Sedimentology
Natural hazards
Low carbon energy transition
BSc – Geography & Environmental Science – University of Dundee
MSc – Applied Geoscience (GeoEnergy) – University of Edinburgh
PhD (current) – Geography & Environmental Science – University of Dundee
In the transition to a low carbon UK economy, the safety of critical energy infrastructure is paramount. Many of these facilities are in exposed coastal regions and their vulnerability to extreme coastal change, and particularly storms and tsunami flood risk, is a major area of concern for national energy security. Recent geological evidence reveals a series of tsunamis having struck parts of the UK coastline with recurrence of less than 1:10,000 yrs. with a range of different source mechanisms, such as offshore earthquakes and submarine landslides. The largest and most destructive event was a tsunami that occurred across the North Atlantic 8200 yr ago caused by one of the world’s largest submarine landslides (the Storegga Slide) that took place on the continental slope west of Norway. The inventory of past tsunamis to have struck parts of the UK coastline is well-established, however, the maximum flood elevations reached by these tsunami waves are not well reconstructed. This is due to a poor understanding of the altitude of relative sea level at the time that the tsunami struck especially in the northern Isles (Orkney and Shetland) as well as information focused on the sediments rather than the waves in previous studies. High resolution sedimentology including micro Ct, sediment coring, geophysical survey interpretation & chronology will be used to examine offshore and onshore sediment cores from the North Atlantic continental shelf and slope which are likely to contain sedimentary evidence for past tsunamis. Sites across the Shetland Islands as well as detailed sedimentological study at sites around the Montrose Basin, lie close to marine infrastructure and will yield information on the sea level context of the tsunami sediments to allow a more detailed reconstruction of flood elevations at the site level.

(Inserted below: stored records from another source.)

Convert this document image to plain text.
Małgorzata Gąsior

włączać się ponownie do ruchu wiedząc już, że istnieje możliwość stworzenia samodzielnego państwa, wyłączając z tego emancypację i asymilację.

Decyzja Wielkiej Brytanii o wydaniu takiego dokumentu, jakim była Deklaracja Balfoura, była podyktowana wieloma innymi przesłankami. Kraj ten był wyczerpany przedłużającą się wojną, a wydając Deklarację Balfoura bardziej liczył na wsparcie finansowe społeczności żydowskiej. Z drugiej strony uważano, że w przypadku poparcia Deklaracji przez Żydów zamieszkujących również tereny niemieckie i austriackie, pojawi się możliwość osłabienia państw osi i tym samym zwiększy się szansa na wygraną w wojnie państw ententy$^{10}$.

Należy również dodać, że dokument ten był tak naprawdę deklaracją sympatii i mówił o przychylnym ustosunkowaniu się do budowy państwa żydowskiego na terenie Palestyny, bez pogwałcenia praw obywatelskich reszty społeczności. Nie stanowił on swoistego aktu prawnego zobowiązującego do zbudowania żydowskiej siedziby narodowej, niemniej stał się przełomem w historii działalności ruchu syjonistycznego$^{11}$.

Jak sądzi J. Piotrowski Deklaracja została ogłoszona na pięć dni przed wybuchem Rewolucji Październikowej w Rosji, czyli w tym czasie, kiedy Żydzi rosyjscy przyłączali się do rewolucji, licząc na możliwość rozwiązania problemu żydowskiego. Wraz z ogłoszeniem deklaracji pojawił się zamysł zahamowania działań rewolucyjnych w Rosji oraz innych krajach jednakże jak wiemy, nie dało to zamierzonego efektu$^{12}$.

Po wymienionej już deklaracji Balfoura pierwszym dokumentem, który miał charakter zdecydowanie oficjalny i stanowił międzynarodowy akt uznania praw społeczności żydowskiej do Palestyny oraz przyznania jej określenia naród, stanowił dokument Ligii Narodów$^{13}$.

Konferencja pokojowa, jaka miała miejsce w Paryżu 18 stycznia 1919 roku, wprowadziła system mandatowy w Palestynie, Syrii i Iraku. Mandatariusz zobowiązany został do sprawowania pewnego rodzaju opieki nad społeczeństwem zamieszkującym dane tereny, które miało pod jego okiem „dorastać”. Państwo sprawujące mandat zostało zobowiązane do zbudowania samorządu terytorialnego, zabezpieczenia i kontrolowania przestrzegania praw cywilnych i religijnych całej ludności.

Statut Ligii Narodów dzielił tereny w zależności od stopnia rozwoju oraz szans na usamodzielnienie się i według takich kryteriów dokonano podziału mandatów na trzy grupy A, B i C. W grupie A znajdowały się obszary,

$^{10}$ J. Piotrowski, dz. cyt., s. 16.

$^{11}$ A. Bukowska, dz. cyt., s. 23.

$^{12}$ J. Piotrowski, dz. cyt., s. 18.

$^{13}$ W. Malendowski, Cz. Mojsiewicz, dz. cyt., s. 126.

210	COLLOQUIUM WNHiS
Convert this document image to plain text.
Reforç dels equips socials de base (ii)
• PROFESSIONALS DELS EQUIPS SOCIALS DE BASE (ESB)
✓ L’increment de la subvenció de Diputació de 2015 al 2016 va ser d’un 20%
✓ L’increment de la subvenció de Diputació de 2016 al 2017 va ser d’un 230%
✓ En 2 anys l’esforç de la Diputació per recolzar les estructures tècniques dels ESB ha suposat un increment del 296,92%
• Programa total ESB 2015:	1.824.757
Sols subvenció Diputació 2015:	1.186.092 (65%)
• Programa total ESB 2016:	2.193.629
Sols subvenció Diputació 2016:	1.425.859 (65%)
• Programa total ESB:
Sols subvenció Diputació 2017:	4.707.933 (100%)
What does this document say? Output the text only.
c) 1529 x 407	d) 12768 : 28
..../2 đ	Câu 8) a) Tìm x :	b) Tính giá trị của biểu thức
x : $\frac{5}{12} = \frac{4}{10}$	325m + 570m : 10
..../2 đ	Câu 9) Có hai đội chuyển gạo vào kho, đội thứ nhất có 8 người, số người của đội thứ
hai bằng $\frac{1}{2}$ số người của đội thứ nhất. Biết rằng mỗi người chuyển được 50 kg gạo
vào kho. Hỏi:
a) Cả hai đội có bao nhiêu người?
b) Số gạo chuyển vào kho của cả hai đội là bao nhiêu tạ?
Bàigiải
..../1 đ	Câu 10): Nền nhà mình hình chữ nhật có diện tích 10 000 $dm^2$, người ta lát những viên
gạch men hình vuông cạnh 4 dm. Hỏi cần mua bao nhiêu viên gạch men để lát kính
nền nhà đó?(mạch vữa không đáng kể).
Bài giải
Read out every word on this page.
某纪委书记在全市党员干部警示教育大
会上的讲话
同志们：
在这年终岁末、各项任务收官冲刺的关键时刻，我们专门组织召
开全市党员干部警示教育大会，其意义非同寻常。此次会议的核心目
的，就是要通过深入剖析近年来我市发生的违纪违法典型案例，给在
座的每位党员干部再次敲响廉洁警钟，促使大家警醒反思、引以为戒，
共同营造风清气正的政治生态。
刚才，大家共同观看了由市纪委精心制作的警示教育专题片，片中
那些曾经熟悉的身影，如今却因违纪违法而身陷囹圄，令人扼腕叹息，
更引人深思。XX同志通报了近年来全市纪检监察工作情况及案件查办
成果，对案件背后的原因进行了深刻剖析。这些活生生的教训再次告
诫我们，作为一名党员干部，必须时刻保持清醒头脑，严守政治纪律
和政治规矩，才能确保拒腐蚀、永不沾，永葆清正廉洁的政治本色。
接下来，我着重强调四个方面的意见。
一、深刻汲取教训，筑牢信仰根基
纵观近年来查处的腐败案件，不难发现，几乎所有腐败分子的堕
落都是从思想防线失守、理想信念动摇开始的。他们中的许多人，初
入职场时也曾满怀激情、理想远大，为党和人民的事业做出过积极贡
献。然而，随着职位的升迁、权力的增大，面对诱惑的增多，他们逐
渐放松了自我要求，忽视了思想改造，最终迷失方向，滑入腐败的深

In addition to the field-based research, a set of parametric experiments using a tsunami wave flume will consider how flood inundation depths at the coastline are dependent on tsunami wave characteristics and the detail surrounding variability of local and regional bathymetry as well as coastal configuration. This project will provide valuable information on the safety or otherwise of nuclear, oil and gas and newly emerging renewables infrastructure across the UKCS.